Monday, 24 April 2017

Caister Marconi radio station makes nearly 200 contacts



Right: Rodney G0CBO and Kim G4WUG contact another other 
radio amateur with Morse code from GB0CMS at 
Caister Lifeboat on International Marconi Day.





















Members of the Norfolk Amateur Radio Club (NARC) managed to contact 193 other radio amateurs in 31 different countries on Saturday 22nd April 2017 when they took part in the annual International Marconi Day at the Caister Lifeboat Visitor Centre to mark the inventor's birthday.

Using the call GB0CMS and a mixture of Morse code, telephony (speech) and data (PSK), contacts were made with other radio amateurs across the UK, Europe, Australia and the USA.

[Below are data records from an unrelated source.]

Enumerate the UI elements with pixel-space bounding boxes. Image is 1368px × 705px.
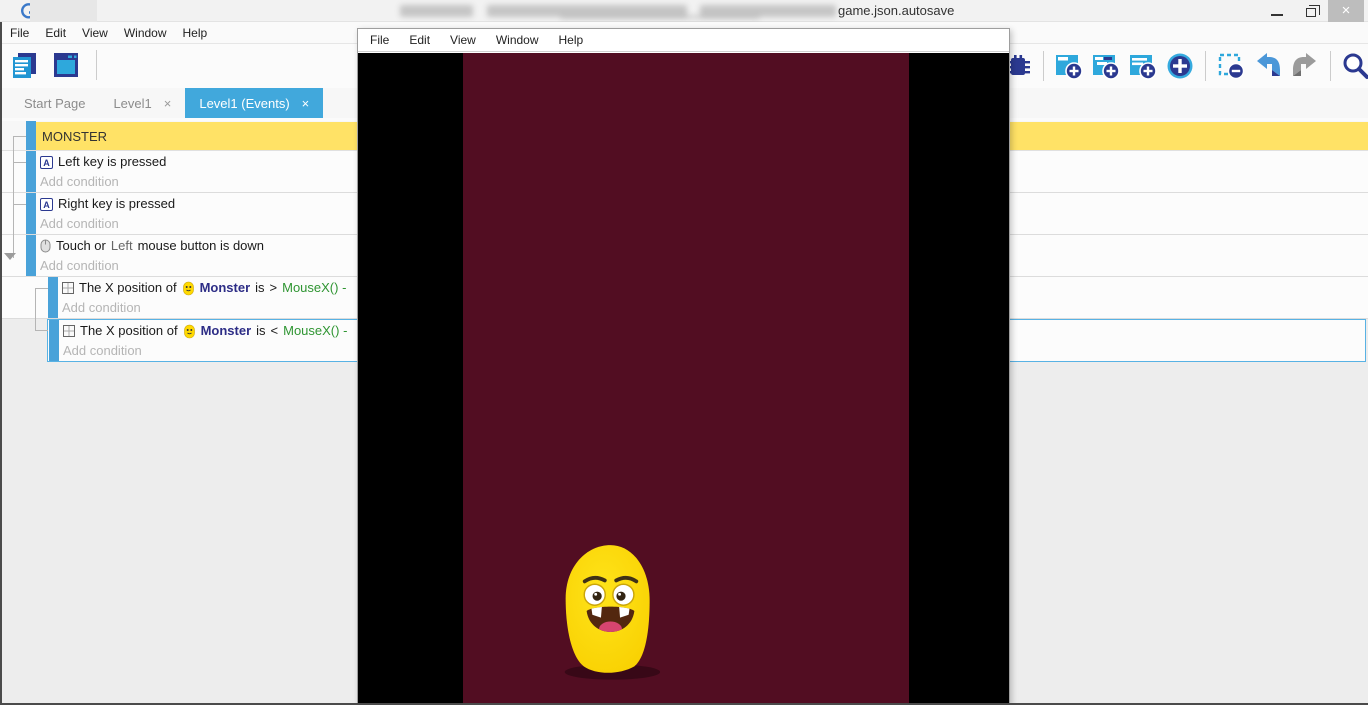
toolbar-separator	[1330, 51, 1331, 81]
game-canvas[interactable]	[358, 53, 1009, 704]
preview-menu-file[interactable]: File	[370, 33, 389, 47]
condition-operator: >	[270, 277, 278, 299]
preview-menu-edit[interactable]: Edit	[409, 33, 430, 47]
restore-icon	[1306, 8, 1316, 17]
redacted-region	[30, 0, 97, 22]
menu-file[interactable]: File	[8, 26, 39, 40]
title-bar: game.json.autosave ×	[0, 0, 1368, 22]
redacted-title-text	[560, 14, 760, 20]
preview-menu-help[interactable]: Help	[559, 33, 584, 47]
tree-line	[35, 288, 48, 289]
undo-icon[interactable]	[1252, 50, 1284, 82]
condition-operator: <	[271, 320, 279, 342]
menu-view[interactable]: View	[80, 26, 118, 40]
add-circle-icon[interactable]	[1164, 50, 1196, 82]
tab-close-icon[interactable]: ×	[164, 96, 172, 111]
tree-line	[13, 136, 26, 137]
object-name: Monster	[200, 277, 251, 299]
tab-label: Level1	[113, 96, 151, 111]
redo-icon[interactable]	[1289, 50, 1321, 82]
toolbar-separator	[1043, 51, 1044, 81]
tab-close-icon[interactable]: ×	[302, 96, 310, 111]
events-sheet-icon[interactable]	[8, 49, 40, 81]
toolbar-separator	[96, 50, 97, 80]
condition-expression: MouseX() -	[282, 277, 346, 299]
close-button[interactable]: ×	[1328, 0, 1364, 22]
delete-event-icon[interactable]	[1215, 50, 1247, 82]
menu-window[interactable]: Window	[122, 26, 177, 40]
tab-label: Level1 (Events)	[199, 96, 289, 111]
position-icon	[63, 325, 75, 337]
condition-text: The X position of	[79, 277, 177, 299]
event-color-bar	[49, 320, 59, 361]
mouse-icon	[40, 239, 51, 253]
restore-button[interactable]	[1294, 0, 1328, 22]
preview-menu-bar: File Edit View Window Help	[358, 29, 1009, 52]
event-color-bar	[26, 121, 36, 150]
condition-text: Right key is pressed	[58, 193, 175, 215]
condition-text: The X position of	[80, 320, 178, 342]
condition-param: Left	[111, 235, 133, 257]
add-comment-icon[interactable]	[1127, 50, 1159, 82]
toolbar-separator	[1205, 51, 1206, 81]
collapse-arrow-icon[interactable]	[4, 253, 16, 260]
event-group-label: MONSTER	[42, 129, 107, 144]
condition-text: is	[255, 277, 264, 299]
event-color-bar	[26, 151, 36, 192]
tree-line	[13, 204, 26, 205]
svg-text:A: A	[43, 157, 50, 167]
tab-start-page[interactable]: Start Page	[10, 88, 99, 118]
scene-window-icon[interactable]	[50, 49, 82, 81]
tree-line	[13, 162, 26, 163]
add-event-icon[interactable]	[1053, 50, 1085, 82]
minimize-button[interactable]	[1260, 0, 1294, 22]
monster-object-icon	[183, 324, 196, 339]
window-frame-edge	[0, 22, 2, 705]
condition-text: Left key is pressed	[58, 151, 166, 173]
keyboard-key-icon: A	[40, 198, 53, 211]
minimize-icon	[1271, 14, 1283, 16]
search-icon[interactable]	[1340, 50, 1368, 82]
game-preview-window: File Edit View Window Help	[357, 28, 1010, 705]
tab-label: Start Page	[24, 96, 85, 111]
svg-text:A: A	[43, 199, 50, 209]
menu-help[interactable]: Help	[181, 26, 218, 40]
tab-level1[interactable]: Level1 ×	[99, 88, 185, 118]
tab-level1-events[interactable]: Level1 (Events) ×	[185, 88, 323, 118]
condition-text: mouse button is down	[138, 235, 264, 257]
event-color-bar	[48, 277, 58, 318]
game-scene-background	[463, 53, 909, 704]
add-subevent-icon[interactable]	[1090, 50, 1122, 82]
object-name: Monster	[201, 320, 252, 342]
menu-edit[interactable]: Edit	[43, 26, 76, 40]
tree-line	[35, 330, 48, 331]
redacted-title-text	[400, 5, 473, 17]
window-title: game.json.autosave	[838, 3, 954, 18]
condition-text: Touch or	[56, 235, 106, 257]
monster-sprite	[558, 535, 663, 685]
tree-line	[35, 288, 36, 331]
keyboard-key-icon: A	[40, 156, 53, 169]
position-icon	[62, 282, 74, 294]
preview-menu-window[interactable]: Window	[496, 33, 539, 47]
preview-menu-view[interactable]: View	[450, 33, 476, 47]
condition-expression: MouseX() -	[283, 320, 347, 342]
monster-object-icon	[182, 281, 195, 296]
event-color-bar	[26, 193, 36, 234]
tree-line	[13, 136, 14, 258]
event-color-bar	[26, 235, 36, 276]
condition-text: is	[256, 320, 265, 342]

Notable contacts were with other special Marconi stations in the UK, Italy, and Ireland.

NARC ran the all-day special event station at Caister Lifeboat to commemorate the village's original Marconi Wireless Station, which was established at Caister in 1900. The station was in a house in the High Street known as Pretoria Villa and its original purpose was to communicate with ships in the North Sea and the Cross Sands lightship.

On Saturday, the closest to Guglielmo Marconi's birthday, stations around the world are set up at sites with historical links to the inventor's work. These include Poldhu in England; Cape Cod Massachusetts; Glace Bay, Nova Scotia; Villa Griffone, Bologna, Italy and many others.

Visitors to the station including many other local radio amateurs and members of the public.

Steve G0KYA, who organised the event, said: “Conditions weren’t brilliant due to the effects of a solar coronal hole, but we started off by talking to Ian VK3MO, an amateur near Melbourne, Australia on SSB.

“We then went on to make contacts with other radio enthusiasts all over Europe and as far as North Carolina, USA using speech, PSK and Morse code.

“New this year was CW operation on 30m, which proved very effective with long runs into Europe using a new prototype end fed half wave antenna (EFHW). We also had the club IC-7300 running on 40m, which worked well but highlighted a few things we need to check, such as the overload light flashing when the other station was on 30m and we tried to work on 20m.”

“My thanks to everyone who helped on the day and to to Caister Lifeboat for letting us set up the station.”

The equipment used was 100W from an Icom IC-756 Pro3 (30/20m) and Icom IC-7300 (40m). Antennas were a W5GI dipole on 40m and G0KYA's monoband end-fed half-wave verticals for HF.